Victor and Annette Fuentes have officially started the process of reopening the Carson Slough following years of waiting for a federal agency to do as it was ordered.
Finally, at their limit of patience, the husband-and-wife team, who own and operate the Patch of Heaven Christian Camp in Nye County, hosted a press conference of sorts on Saturday, July 30 to celebrate their decision to restore their water themselves.
Patch of Heaven is a 40-acre parcel of private land located within the Ash Meadows National Wildlife Refuge, which is administered by the U.S. Fish and Wildlife Service. When Victor and Annette first purchased the property, it was a lush oasis in the desert, with plenty of water flowing in channels running through the site and filling ponds used for camp activities.
That all changed in 2010 when Fish and Wildlife altered the Carson Slough, diverting the water around the Fuentes’ property and turning it into a dust bowl. In addition to the lack of water, the Fuentes’s then had to deal with unusual flooding occurrences that they said were a direct result of the alteration of the slough.
With no alternative, the two took legal action that resulted in a years-long battle between the Fuentes’s and Fish and Wildlife. That conflict seemed to have come to an end in 2017 when the federal agency was ordered to return the water to which the Fuentes’s had a senior vested right. But Fish and Wildlife never took action to restore the water so Victor was preparing to take a tractor out and do it himself.
Victor and Annette were joined by several dozen supporters on July 30 and the gathering at the Christian camp opened with an invocation.
“We come before you with humbleness in our hearts to ask you for protection for today, to ask you to give us the ‘OK’ for today, Lord Jesus, and I thank you for each and every one of my brothers and sisters, members of the community, who have showed up here today in support of the right of Patch of Heaven,” Victor prayed.
Those assembled for the event then stood up and faced the American flag for the recitation of the Pledge of Allegiance, after which both Nye County Sheriff Sharon Wehrly and Nye County Commissioner Debra Strickland were invited to speak.
Wehrly read from documentation detailing the Fuentes’ right to nearly seven acre-feet of water from the Carson Slough, remarking, “So that’s his permit to have the water come through his property. And it seems that he has been doing everything that he possibly can to get that done.”
Next, Wehrly read a document outlining the warning notice sent to the U.S. Fish and Wildlife Service, in which the Nevada state engineer had determined that the federal agency was violating the law through its action of diverting the flow of the Carson Slough. In that letter, Fish and Wildlife was ordered to cease the full and complete diversion of the surface water that should move through the Patch of Heaven property. That order came with the possible penalty of a fine of up to $10,000 per day per violation, as well as other consequences, none of which have materialized.

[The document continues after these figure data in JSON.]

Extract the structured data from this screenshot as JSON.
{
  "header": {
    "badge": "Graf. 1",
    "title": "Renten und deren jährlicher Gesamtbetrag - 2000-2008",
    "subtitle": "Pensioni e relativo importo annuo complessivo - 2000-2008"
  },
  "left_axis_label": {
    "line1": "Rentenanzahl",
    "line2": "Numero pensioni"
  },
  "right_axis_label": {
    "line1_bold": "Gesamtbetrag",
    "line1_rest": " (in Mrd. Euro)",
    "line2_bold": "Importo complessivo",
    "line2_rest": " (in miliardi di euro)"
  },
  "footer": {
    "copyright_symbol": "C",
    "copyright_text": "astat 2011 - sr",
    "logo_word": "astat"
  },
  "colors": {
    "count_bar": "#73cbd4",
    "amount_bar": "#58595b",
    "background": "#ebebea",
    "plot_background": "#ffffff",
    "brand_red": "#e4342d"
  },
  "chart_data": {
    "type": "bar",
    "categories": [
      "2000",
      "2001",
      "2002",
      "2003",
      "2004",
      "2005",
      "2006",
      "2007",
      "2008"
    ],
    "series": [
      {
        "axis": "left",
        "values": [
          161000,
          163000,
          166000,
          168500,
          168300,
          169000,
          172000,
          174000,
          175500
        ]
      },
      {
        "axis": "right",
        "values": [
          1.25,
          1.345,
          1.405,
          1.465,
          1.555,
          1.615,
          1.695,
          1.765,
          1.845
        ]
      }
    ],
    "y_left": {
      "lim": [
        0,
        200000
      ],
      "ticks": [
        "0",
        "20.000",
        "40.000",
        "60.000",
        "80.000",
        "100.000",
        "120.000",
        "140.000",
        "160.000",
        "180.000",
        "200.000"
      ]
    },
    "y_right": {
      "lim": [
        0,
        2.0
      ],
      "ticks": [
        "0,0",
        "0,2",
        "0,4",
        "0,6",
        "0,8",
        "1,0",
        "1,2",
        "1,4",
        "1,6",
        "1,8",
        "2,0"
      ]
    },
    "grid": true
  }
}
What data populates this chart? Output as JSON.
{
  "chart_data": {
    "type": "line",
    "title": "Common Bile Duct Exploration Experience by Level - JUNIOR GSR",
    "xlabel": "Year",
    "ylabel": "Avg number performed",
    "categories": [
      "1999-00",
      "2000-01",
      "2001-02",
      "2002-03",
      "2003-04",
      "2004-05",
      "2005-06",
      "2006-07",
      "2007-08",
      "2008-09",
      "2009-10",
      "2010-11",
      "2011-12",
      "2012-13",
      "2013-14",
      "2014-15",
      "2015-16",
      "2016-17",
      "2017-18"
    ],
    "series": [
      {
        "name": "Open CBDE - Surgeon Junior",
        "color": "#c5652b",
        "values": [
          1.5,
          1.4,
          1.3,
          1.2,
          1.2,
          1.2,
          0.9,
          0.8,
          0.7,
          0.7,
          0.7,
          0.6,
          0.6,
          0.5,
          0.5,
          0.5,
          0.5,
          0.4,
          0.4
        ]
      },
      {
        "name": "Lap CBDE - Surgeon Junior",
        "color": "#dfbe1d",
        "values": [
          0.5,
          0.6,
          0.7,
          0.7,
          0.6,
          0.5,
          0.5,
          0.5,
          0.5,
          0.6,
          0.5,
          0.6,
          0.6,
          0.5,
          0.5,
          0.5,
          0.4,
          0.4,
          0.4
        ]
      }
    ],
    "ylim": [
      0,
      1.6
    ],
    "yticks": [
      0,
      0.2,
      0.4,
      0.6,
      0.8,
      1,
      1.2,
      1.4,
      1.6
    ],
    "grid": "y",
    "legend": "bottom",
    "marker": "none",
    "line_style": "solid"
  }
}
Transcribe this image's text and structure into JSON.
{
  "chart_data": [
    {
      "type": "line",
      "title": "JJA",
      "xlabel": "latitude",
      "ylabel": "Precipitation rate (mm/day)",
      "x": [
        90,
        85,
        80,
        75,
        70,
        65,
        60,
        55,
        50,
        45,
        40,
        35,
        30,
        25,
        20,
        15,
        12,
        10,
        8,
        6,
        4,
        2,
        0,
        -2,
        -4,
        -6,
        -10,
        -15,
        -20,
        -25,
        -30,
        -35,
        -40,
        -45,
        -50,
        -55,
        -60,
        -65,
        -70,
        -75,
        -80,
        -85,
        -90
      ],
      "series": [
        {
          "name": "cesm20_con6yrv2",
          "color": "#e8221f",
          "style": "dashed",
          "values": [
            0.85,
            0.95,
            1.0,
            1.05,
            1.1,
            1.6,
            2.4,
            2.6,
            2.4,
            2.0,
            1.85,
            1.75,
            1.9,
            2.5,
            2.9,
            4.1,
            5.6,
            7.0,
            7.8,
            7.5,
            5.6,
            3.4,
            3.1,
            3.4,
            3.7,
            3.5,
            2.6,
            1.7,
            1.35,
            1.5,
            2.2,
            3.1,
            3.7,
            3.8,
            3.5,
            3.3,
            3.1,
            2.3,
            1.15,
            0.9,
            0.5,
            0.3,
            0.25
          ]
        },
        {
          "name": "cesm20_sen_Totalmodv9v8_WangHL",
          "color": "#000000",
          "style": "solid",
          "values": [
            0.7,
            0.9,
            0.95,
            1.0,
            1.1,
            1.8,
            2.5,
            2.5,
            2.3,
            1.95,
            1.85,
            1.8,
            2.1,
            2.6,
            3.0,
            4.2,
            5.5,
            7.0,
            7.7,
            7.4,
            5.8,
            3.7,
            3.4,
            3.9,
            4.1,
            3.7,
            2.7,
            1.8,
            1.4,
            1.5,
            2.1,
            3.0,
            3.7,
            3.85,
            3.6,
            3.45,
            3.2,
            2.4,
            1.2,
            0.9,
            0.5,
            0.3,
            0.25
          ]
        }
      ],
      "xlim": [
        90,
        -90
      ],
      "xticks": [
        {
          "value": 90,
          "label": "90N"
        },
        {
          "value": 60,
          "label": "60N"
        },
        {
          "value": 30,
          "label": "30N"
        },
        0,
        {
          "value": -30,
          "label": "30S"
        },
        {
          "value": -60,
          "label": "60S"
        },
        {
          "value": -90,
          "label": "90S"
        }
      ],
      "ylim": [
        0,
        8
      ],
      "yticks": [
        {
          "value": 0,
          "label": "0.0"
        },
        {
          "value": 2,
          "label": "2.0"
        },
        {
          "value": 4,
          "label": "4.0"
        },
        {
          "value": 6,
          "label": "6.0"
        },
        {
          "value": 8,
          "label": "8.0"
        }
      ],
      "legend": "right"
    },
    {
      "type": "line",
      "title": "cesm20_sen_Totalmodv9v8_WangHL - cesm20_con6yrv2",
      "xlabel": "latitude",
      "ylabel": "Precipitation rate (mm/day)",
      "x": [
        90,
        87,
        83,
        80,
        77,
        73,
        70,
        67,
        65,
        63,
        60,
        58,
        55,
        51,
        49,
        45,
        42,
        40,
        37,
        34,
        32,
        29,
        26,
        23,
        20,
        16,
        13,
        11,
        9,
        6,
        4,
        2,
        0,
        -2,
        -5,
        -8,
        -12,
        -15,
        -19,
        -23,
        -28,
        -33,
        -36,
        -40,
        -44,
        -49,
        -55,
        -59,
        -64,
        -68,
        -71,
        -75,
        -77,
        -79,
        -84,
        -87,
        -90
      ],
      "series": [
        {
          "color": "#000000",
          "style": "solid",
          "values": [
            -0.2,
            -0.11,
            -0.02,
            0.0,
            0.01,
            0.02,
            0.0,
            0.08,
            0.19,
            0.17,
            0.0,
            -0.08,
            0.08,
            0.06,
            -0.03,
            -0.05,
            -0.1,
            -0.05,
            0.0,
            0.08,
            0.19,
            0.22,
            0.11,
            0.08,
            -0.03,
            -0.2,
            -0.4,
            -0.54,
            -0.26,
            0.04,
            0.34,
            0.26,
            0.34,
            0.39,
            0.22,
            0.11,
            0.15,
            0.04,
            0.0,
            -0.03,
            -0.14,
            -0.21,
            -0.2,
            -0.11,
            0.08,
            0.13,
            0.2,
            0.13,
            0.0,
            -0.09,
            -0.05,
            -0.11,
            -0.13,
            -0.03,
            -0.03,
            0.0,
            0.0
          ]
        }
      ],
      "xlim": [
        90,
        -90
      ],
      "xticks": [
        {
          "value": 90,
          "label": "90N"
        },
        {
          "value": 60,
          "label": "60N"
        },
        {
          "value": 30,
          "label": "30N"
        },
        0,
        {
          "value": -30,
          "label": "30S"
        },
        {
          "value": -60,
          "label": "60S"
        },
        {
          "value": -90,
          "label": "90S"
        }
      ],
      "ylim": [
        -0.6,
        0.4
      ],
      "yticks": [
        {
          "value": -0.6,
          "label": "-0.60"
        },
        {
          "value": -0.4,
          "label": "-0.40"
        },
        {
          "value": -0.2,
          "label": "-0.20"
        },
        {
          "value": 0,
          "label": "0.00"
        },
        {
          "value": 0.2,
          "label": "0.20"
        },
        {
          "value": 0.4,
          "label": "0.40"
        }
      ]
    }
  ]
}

Strickland stepped up to the microphone following Wehrly and she was evidently fired up about the reason everyone was assembled that morning.
“We have rights, and the rights have been taken from this man,” Strickland declared, indicating Victor. “Whiskey is for drinking and water is for fighting. You know it, it’s been like that since the beginning of time. Nothing has changed here. We’re still fighting for the water!
“When did the feds decide that all things belong to them? No way, Jose, ain’t going on no longer,” Strickland continued. “This is the time… And Victor, Annette, you are brave people and we are so proud of you for that. Thank you for the opportunity to be here today to watch you take back your right.”
At that point, Victor requested that Wehrly call Fish and Wildlife to ask a representative of that office to come down to the camp and talk over the situation. “Let’s reconcile this, let’s talk. We want to see their response,” Victor announced.
Fish and Wildlife, however, was not amenable to going to the camp but a representative did invite the Fuentes’, Strickland and Wehrly to their office. The discussion, however, apparently ended without the reconciliation that Victor was aiming for. Not deterred from his mission, he and Annette returned to their land and Victor headed out to the area that had been backfilled to divert the Carson Slough, to begin the task of reopening the waterway to its historic flow path.
This is no simple matter, either. It will take time and patience for the couple to safely and successfully complete the operation but they fully intend to see the historic flow path of the Carson Slough reinstated in the coming days.